Amelie has become one of the year's biggest hits in France, with the critics and public lining up to shower praises on it. If you believe the hype, here is a film that combines the wit and style of vintage Hollywood with Gallic eccentricity to make a truly wonderful and memorable cinematic confection, and Momentum clearly believe that it has massive crossover potential, giving it an unusually wide release for a foreign film, as well as blanket advertising (and a trailer that, cunningly, managed to make the film look as if it were English or American by simply not using subtitles at all). In a sense, it feels almost mean-spirited to criticise it for not living up to the immense hype, as it is easily one of the most visually inventive, stylish and original films of the year; the problem is that, after Moulin Rouge and AI, American filmmaking has once again shown how good it can be, thus meaning that there is no longer desperate longing for a film that isn't the usual Hollywood pap.

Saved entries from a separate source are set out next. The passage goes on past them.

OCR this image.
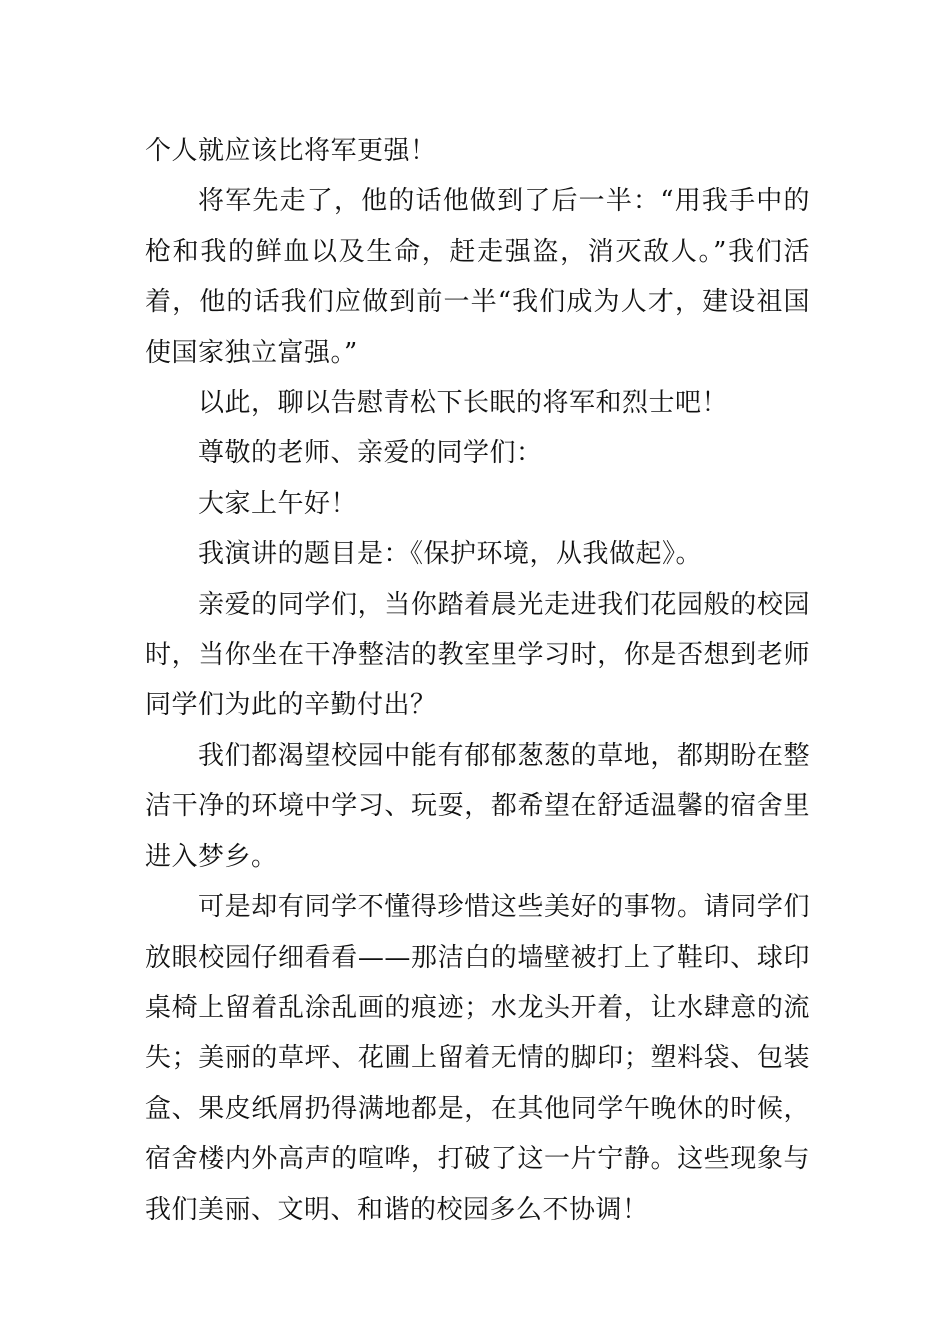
个人就应该比将军更强！

将军先走了，他的话他做到了后一半：“用我手中的枪和我的鲜血以及生命，赶走强盗，消灭敌人。”我们活着，他的话我们应做到前一半“我们成为人才，建设祖国使国家独立富强。”

以此，聊以告慰青松下长眠的将军和烈士吧！

尊敬的老师、亲爱的同学们：

大家上午好！

我演讲的题目是：《保护环境，从我做起》。

亲爱的同学们，当你踏着晨光走进我们花园般的校园时，当你坐在干净整洁的教室里学习时，你是否想到老师同学们为此的辛勤付出？

我们都渴望校园中能有郁郁葱葱的草地，都期盼在整洁干净的环境中学习、玩耍，都希望在舒适温馨的宿舍里进入梦乡。

可是却有同学不懂得珍惜这些美好的事物。请同学们放眼校园仔细看看——那洁白的墙壁被打上了鞋印、球印桌椅上留着乱涂乱画的痕迹；水龙头开着，让水肆意的流失；美丽的草坪、花圃上留着无情的脚印；塑料袋、包装盒、果皮纸屑扔得满地都是，在其他同学午晚休的时候，宿舍楼内外高声的喧哗，打破了这一片宁静。这些现象与我们美丽、文明、和谐的校园多么不协调！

The plot is simple; perhaps too simple, a cynic might argue, to sustain the 2 hour length. Amelie Poulain (Tatou) is an eccentric young woman living in Paris in 1997. In the day, she works in a café populated by oddballs, such as the hypochondriac tobacconist Georgette (Nanty), the 'jealous guy' Joseph (Jeunet regular Pinon) and the limping owner (Marier). However, after discovering a child's box in her bathroom, she decides that her purpose in life is to start creating happiness for others, which she begins to do, albeit with initially mixed results. However, it seems that happiness has passed her by, until she meets Nino (Kassovitz), a sex shop worker/ part-time ghost who might just be her soulmate.

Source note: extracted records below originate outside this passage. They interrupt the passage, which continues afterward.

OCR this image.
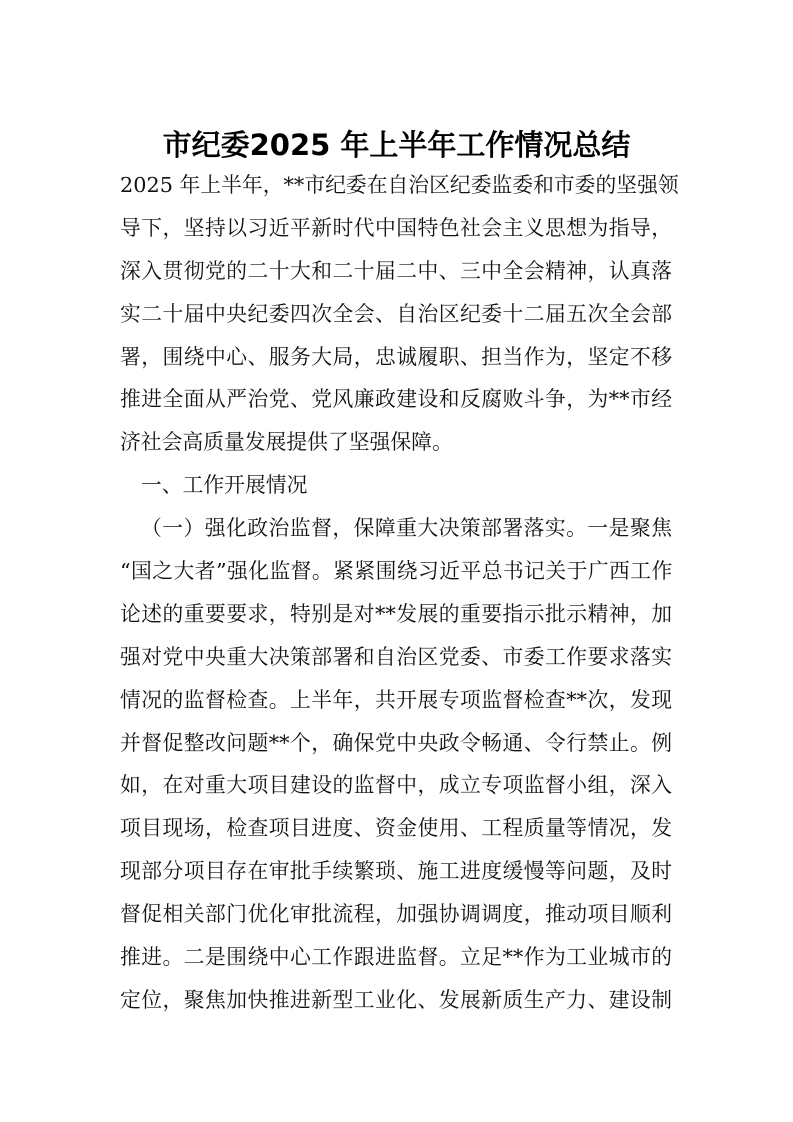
市纪委2025 年上半年工作情况总结
2025 年上半年，**市纪委在自治区纪委监委和市委的坚强领
导下，坚持以习近平新时代中国特色社会主义思想为指导，
深入贯彻党的二十大和二十届二中、三中全会精神，认真落
实二十届中央纪委四次全会、自治区纪委十二届五次全会部
署，围绕中心、服务大局，忠诚履职、担当作为，坚定不移
推进全面从严治党、党风廉政建设和反腐败斗争，为**市经
济社会高质量发展提供了坚强保障。
一、工作开展情况
（一）强化政治监督，保障重大决策部署落实。一是聚焦
“国之大者”强化监督。紧紧围绕习近平总书记关于广西工作
论述的重要要求，特别是对**发展的重要指示批示精神，加
强对党中央重大决策部署和自治区党委、市委工作要求落实
情况的监督检查。上半年，共开展专项监督检查**次，发现
并督促整改问题**个，确保党中央政令畅通、令行禁止。例
如，在对重大项目建设的监督中，成立专项监督小组，深入
项目现场，检查项目进度、资金使用、工程质量等情况，发
现部分项目存在审批手续繁琐、施工进度缓慢等问题，及时
督促相关部门优化审批流程，加强协调调度，推动项目顺利
推进。二是围绕中心工作跟进监督。立足**作为工业城市的
定位，聚焦加快推进新型工业化、发展新质生产力、建设制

It's perhaps unfair and unrealistic to compare this to Moulin Rouge; although both films are visually stunning love stories from acclaimed and highly idiosyncratic directors that are set in the Montmartre area, this is not a musical, and its adherence to genre is far more traditional than Baz Luhrmann's, despite the many wonderfully bizarre touches scattered about. (For starters, how many other films have, in their first 15 minutes or so, a suicidal goldfish, death by suicidal tourist and a fantasy scene involving a sick bear?). Yet this is also a romantic comedy, and it works very well as an offbeat example of that, with very appealing performances from the Hepburn-esque Tatou and Kassovitz, who is on a roll at the moment with his appearance in this, and his recent direction of Les rivieres pourpres. It goes almost without saying that the film's depiction of a semi-fantastic Paris is glorious, that Yann Tiersen's score is superb and that the cast, especially the wonderful Pinon, are all excellent.

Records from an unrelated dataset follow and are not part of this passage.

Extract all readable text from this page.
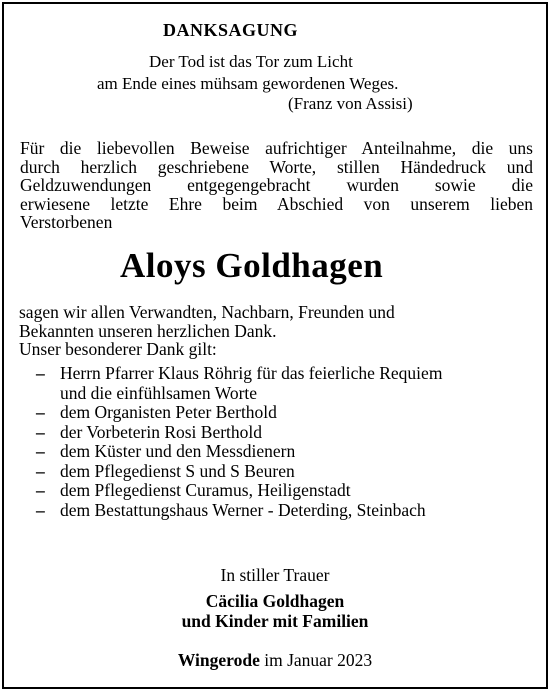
DANKSAGUNG
Der Tod ist das Tor zum Licht
am Ende eines mühsam gewordenen Weges.
(Franz von Assisi)
Für die liebevollen Beweise aufrichtiger Anteilnahme, die uns
durch herzlich geschriebene Worte, stillen Händedruck und
Geldzuwendungen entgegengebracht wurden sowie die
erwiesene letzte Ehre beim Abschied von unserem lieben
Verstorbenen
Aloys Goldhagen
sagen wir allen Verwandten, Nachbarn, Freunden und
Bekannten unseren herzlichen Dank.
Unser besonderer Dank gilt:
– Herrn Pfarrer Klaus Röhrig für das feierliche Requiem
und die einfühlsamen Worte
– dem Organisten Peter Berthold
– der Vorbeterin Rosi Berthold
– dem Küster und den Messdienern
– dem Pflegedienst S und S Beuren
– dem Pflegedienst Curamus, Heiligenstadt
– dem Bestattungshaus Werner - Deterding, Steinbach
In stiller Trauer
Cäcilia Goldhagen
und Kinder mit Familien
Wingerode im Januar 2023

Therefore, you may be asking, why on earth do I feel a 'but' coming on? The 'but' here is less an aspersion on the film's quality, and more on the sheer hyperbole that the film has attracted, with virtually every magazine, website and newspaper falling over themselves to praise the film. It's certainly not perfect as a film in its own right; the subplot with the glass-boned artist (shades of Unbreakable, perhaps) drags, the film is too long, and the conclusion feels far less impressive than much of what has gone before. It's also impossible to avoid feeling, as many did about Moulin Rouge, that the director has merely repeated himself, with Jeunet's flourishes here recalling Delicatessen and City of Lost Children, albeit in a far more cosy and unthreatening situation. The film attracted some mild controversy in France for its sanitised portrayal of Paris; while there's nothing intrinsically wrong with that (it's a film, not a political statement!), it's hard to avoid the feeling that, had Jeunet collaborated with Marc Caro once again, a darker and more interesting film might have ensued.
However, carping aside, this is still a highly enjoyable experience, and is recommended on that basis, although it would be advisable not to believe the rather excessive hype that has surrounded the film. Glorious and beautiful work of art, or right-wing exercise in sentimental wallowing? You decide.